The internal talks provided an opportunity to sample the range of cutting-edge research from across the institute. The topics went across scales from identifying enhancers in neurons to collective cell dynamics and mechanobiology and understanding how morphogenesis shapes an organ through development.
One of the many highlights of the retreat was the flash talk session where selected PhD students and postdocs explained their research in three minutes. This was a friendly competition with the winning prize going to Giulia Paci from the Mao lab, who presented her work on microfabricated tools to apply mechanical forces in developing tissues. This session highlighted the range of techniques and approaches used across the institute including mathematical modelling, electron microscopy, and state of the art light microscopy.
If you didn’t think the flash talks were challenging enough, every student had the chance to draw their own research posters at the poster sessions. This saw a range of artistic attempts to explain research projects with pen and paper. I personally found the poster session to be so much fun, and I could now put names to faces and faces to exciting research projects. It was also a good opportunity to identify converging interests and to think about future collaborations and discussions.
In addition to talks from researchers within the LMCB, we were lucky to have excellent talks from three external scientists. The first of these was Soyon Hong from the UK Dementia Research Institute at UCL, who talked about the role of microglia in Alzheimer’s disease. We also had an entertaining talk from Mark Miodownik on the use and potential of animate materials to create a more sustainable planet for the future. The final external speaker was Rachel McKendry, who spoke about using quantum materials for early disease diagnosis. This was particularly relevant in the context of the Covid pandemic, as she highlighted technology that enabled the detection of low vial loads.
Now onto the social events, which lived up to their high expectations. The retreat started with a speed-dating session where we moved around small groups and gave a 30 second introduction. It was a great way to hear about the range of interests from colleagues and to get a hint of their hobbies away from science.
One general aspect I have noticed about scientists is their humour, perhaps because research requires a creative quirk. This was certainly confirmed in the pantomimes. Students and postdocs had filmed a pantomime prior to the retreat which was shown as a short film after dinner. Our pantomime was scripted and filmed by the very talented Jimmy Van Hear, a PhD student in the Mao lab, and it was called the Cephalopod Contest, taking inspiration from the popular Netflix series ‘Squid Game’. As you can imagine, this was great light-hearted fun about the institute, the life of a scientist, and of course we also mocked our group leaders. Don’t worry…. the group leaders got their revenge on our pantomime with a LIVE performance of their own! After the endless laughs, the first night ended with a Ceilidh. Yes, that’s a bunch of energetic scientists being taught Scottish dance moves to fast paced music. This was a great chance to chill out and have fun outside of the scientific activities.

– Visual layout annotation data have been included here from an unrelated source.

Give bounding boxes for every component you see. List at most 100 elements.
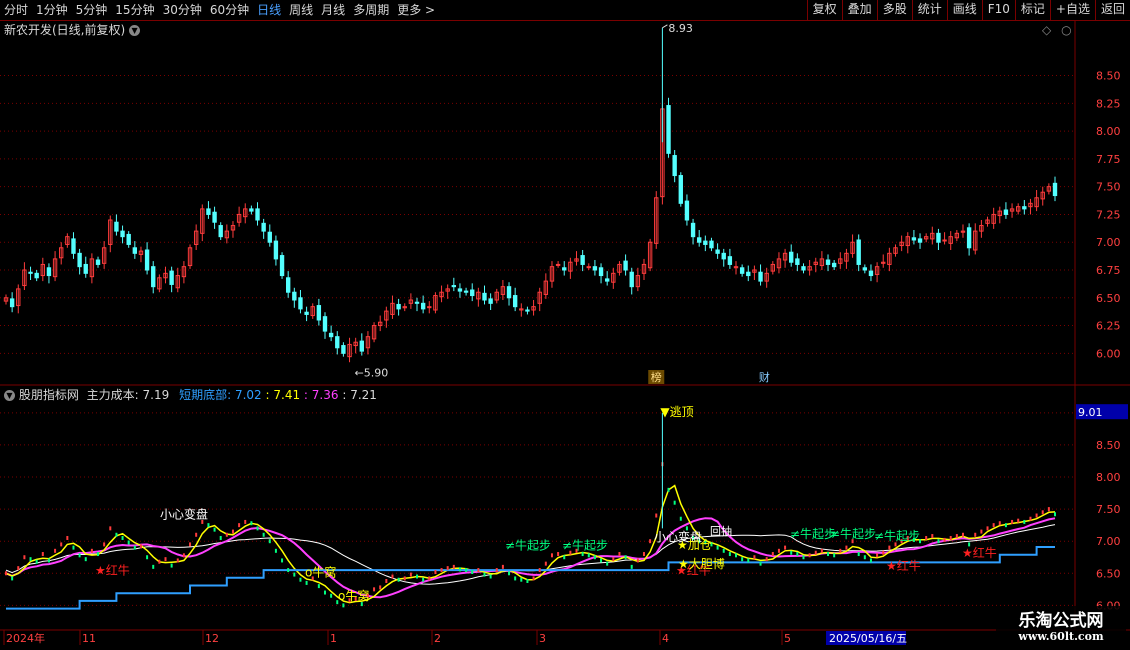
candle-body	[512, 295, 518, 308]
indicator-bar	[17, 566, 20, 571]
candle-body	[286, 277, 291, 293]
price-tick-label: 7.00	[1096, 236, 1121, 249]
cursor-date-label: 2025/05/16/五	[829, 632, 907, 645]
indicator-bar	[845, 545, 848, 550]
indicator-bar	[176, 558, 179, 563]
indicator-bar	[563, 555, 566, 560]
indicator-bar	[97, 552, 100, 557]
indicator-bar	[299, 577, 302, 582]
indicator-bar	[1011, 519, 1014, 524]
indicator-bar	[416, 574, 419, 579]
indicator-bar	[262, 532, 265, 537]
candle-body	[795, 258, 800, 265]
candle-body	[298, 297, 303, 310]
candle-body	[279, 255, 285, 277]
candle-body	[555, 263, 561, 266]
indicator-bar	[894, 542, 897, 547]
candle-body	[470, 289, 475, 297]
indicator-bar	[1017, 518, 1020, 523]
indicator-bar	[256, 526, 259, 531]
indicator-bar	[158, 559, 161, 564]
candle-body	[721, 252, 726, 260]
indicator-bar	[741, 557, 744, 562]
candle-body	[144, 249, 150, 271]
indicator-bar	[581, 552, 584, 557]
indicator-bar	[949, 535, 952, 540]
low-price-label: ←5.90	[355, 366, 389, 379]
candle-body	[715, 249, 720, 254]
indicator-bar	[317, 584, 320, 589]
candle-body	[709, 240, 714, 249]
indicator-bar	[391, 574, 394, 579]
indicator-bar	[483, 572, 486, 577]
indicator-bar	[495, 568, 498, 573]
candle-body	[580, 255, 585, 265]
candle-body	[868, 270, 874, 277]
indicator-bar	[274, 548, 277, 553]
indicator-bar	[790, 550, 793, 555]
candle-body	[427, 306, 432, 309]
indicator-bar	[544, 561, 547, 566]
candle-body	[463, 290, 469, 293]
candle-body	[586, 266, 591, 269]
time-axis-label: 2024年	[6, 631, 45, 645]
time-axis-label: 1	[330, 632, 337, 645]
indicator-bar	[796, 552, 799, 557]
candle-body	[690, 222, 696, 238]
signal-hongniu-1: ★红牛	[95, 563, 130, 578]
indicator-bar	[29, 557, 32, 562]
indicator-bar	[60, 542, 63, 547]
signal-hongniu-4: ★红牛	[962, 545, 997, 560]
chart-canvas[interactable]: 8.50 8.25 8.00 7.75 7.50 7.25 7.00 6.75 6.50 6.25…	[0, 0, 1130, 650]
candle-body	[604, 278, 610, 282]
indicator-bar	[863, 555, 866, 560]
candle-body	[703, 240, 708, 245]
candle-body	[758, 271, 763, 282]
candle-body	[9, 298, 15, 308]
indicator-bar	[477, 568, 480, 573]
price-tick-label: 8.25	[1096, 97, 1121, 110]
indicator-bar	[1004, 523, 1007, 528]
candle-body	[629, 271, 634, 288]
candle-body	[132, 247, 138, 254]
time-axis-label: 4	[662, 632, 669, 645]
candle-body	[592, 266, 598, 271]
indicator-bar	[213, 527, 216, 532]
indicator-bar	[250, 521, 253, 526]
indicator-bar	[342, 603, 345, 608]
candle-body	[273, 240, 279, 260]
indicator-bar	[115, 532, 118, 537]
price-tick-label: 8.00	[1096, 125, 1121, 138]
candle-body	[1003, 209, 1009, 215]
candle-body	[562, 267, 567, 271]
candle-body	[396, 303, 401, 310]
candle-body	[83, 263, 88, 274]
indicator-bar	[808, 553, 811, 558]
indicator-bar	[471, 570, 474, 574]
candle-body	[506, 286, 512, 299]
indicator-bar	[716, 545, 719, 550]
indicator-bar	[90, 548, 93, 553]
indicator-bar	[452, 564, 455, 569]
indicator-bar	[931, 534, 934, 539]
candle-body	[482, 292, 487, 301]
candle-body	[212, 211, 217, 223]
indicator-bar	[84, 557, 87, 562]
indicator-bar	[72, 545, 75, 550]
candle-body	[261, 222, 266, 232]
indicator-bar	[550, 553, 553, 558]
indicator-bar	[78, 553, 81, 558]
candle-body	[120, 230, 125, 238]
indicator-bar	[23, 555, 26, 560]
indicator-bar	[630, 564, 633, 569]
time-axis-label: 5	[784, 632, 791, 645]
indicator-bar	[722, 548, 725, 553]
candle-body	[678, 175, 683, 204]
indicator-bar	[379, 585, 382, 590]
indicator-bar	[152, 564, 155, 569]
indicator-bar	[612, 557, 615, 562]
indicator-bar	[385, 578, 388, 583]
candle-body	[77, 252, 82, 268]
indicator-bar	[323, 590, 326, 595]
candle-body	[34, 272, 39, 279]
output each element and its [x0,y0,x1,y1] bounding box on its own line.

It wouldn’t have been a complete scientific retreat without a biology-themed Dragons’ Den competition! Over the two days, we got together into designated groups and brainstormed pitches and project names for the Dragons (LMCB group leaders). Group members then presented to the Dragons, who were willing to invest their own chocolate coins for the most promising projects. The projects were humorous, creative, and often inspired by our external speakers. We heard about a proposal to grow meat from your own cells and therefore bypassing any issues around animal consent (although as one Dragon pointed out, you could call this cannibalism). Another project pitched to speed up wound healing with a bioactive spray. But the winner of the audience vote, perhaps inspired by Mark Miodownik’s talk on animate materials, was the project ‘FungalFind’ which aimed to identify pollutants with genetically engineered fungi.

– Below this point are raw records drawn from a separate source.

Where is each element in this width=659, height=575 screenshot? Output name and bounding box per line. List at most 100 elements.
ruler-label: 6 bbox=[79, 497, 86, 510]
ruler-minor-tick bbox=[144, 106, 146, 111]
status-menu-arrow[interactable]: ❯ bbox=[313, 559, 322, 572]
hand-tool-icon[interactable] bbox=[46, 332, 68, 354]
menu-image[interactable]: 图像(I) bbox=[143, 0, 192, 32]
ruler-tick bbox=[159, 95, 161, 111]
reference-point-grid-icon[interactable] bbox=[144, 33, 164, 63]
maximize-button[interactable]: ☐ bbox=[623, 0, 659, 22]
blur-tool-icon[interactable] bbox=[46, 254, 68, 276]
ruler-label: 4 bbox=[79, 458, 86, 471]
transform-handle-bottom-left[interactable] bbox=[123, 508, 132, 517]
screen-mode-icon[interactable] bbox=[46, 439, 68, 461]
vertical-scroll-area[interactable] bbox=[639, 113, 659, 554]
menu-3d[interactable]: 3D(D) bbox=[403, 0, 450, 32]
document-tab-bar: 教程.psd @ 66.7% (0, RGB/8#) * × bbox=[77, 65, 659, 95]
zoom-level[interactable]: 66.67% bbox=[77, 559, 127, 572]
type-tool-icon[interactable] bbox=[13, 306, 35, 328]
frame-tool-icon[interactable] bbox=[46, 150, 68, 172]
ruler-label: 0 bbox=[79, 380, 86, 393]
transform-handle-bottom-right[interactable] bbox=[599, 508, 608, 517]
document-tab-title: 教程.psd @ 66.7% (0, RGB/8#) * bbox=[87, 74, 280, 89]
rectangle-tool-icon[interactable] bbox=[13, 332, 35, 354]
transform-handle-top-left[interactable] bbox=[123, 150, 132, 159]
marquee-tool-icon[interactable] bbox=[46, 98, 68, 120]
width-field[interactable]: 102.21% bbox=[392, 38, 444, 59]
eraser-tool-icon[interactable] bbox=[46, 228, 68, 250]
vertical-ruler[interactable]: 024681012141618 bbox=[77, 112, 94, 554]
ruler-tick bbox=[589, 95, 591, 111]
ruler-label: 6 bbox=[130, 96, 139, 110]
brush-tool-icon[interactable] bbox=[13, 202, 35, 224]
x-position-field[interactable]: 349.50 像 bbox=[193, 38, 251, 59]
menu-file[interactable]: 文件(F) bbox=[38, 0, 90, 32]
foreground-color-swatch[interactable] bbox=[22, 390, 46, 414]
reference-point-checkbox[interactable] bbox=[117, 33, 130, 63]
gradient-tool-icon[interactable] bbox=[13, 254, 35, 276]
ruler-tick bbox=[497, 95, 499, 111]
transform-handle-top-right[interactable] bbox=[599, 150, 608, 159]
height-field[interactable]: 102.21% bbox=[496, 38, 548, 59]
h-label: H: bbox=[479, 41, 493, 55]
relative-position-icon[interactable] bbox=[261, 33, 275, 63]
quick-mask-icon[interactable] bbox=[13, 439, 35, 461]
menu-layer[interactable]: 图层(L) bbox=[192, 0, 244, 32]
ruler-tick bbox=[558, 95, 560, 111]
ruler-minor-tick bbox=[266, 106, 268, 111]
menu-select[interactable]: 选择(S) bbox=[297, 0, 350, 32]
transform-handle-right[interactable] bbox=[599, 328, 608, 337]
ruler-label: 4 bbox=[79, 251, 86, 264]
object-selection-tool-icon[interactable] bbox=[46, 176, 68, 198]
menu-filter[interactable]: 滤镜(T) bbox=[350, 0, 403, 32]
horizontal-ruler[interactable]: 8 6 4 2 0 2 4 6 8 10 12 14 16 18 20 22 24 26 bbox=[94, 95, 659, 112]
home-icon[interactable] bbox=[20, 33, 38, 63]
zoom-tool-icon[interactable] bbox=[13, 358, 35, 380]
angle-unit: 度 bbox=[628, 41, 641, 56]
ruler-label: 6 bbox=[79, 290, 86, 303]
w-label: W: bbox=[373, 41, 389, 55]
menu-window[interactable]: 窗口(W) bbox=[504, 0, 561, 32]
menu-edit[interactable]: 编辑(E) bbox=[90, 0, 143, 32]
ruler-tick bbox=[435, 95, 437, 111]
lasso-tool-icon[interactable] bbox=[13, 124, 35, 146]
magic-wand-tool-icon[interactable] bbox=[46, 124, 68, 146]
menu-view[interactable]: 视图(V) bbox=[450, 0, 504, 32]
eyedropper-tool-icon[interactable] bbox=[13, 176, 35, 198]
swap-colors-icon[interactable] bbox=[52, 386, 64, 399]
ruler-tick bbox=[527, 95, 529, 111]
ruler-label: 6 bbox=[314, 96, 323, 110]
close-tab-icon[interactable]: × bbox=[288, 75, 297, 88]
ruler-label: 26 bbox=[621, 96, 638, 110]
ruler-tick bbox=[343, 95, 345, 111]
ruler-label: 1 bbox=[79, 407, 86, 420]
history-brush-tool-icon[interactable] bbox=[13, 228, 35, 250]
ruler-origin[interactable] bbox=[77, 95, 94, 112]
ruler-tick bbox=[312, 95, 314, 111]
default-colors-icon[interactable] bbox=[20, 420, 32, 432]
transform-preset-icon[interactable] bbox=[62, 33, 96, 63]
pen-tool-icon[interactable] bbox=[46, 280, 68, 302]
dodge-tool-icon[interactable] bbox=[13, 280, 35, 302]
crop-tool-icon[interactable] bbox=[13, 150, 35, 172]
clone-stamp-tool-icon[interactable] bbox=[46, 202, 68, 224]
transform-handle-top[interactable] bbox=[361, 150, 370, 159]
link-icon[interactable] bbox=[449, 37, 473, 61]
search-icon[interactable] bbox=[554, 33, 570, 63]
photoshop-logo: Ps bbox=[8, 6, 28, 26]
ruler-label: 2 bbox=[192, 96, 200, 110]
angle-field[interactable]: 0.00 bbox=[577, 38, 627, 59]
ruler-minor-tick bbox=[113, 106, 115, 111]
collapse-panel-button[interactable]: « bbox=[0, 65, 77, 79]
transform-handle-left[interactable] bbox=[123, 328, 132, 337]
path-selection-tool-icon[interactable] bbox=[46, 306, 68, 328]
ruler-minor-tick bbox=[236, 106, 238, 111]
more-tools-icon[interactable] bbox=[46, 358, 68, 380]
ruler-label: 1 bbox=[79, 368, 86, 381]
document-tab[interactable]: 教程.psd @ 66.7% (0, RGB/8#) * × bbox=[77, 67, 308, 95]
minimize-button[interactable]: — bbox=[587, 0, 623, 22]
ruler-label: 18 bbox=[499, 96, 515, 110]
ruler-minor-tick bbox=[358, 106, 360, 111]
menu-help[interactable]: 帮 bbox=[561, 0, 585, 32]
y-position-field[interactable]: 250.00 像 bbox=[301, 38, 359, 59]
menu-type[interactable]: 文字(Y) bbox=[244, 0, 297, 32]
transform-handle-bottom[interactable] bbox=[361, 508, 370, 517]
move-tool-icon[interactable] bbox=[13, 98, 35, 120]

An exciting aspect of scientific training involves interacting with the community – gaining the social skills to spark collaboration, start new conversations, ask relevant questions and communicate with scientists from a range of different disciplines. Starting my PhD journey in a pandemic and joining a new research institute meant that the community aspect of science had faded, and my social skills felt rusty. During the retreat, I have met the faces I pass in the corridor, and I feel well connected to different research groups across my institute. I also feel much more confident about approaching colleagues and getting my ideas across. This experience has stressed the importance of in-person interactions and highlighted how ideas and creativity are much more fruitful in real life.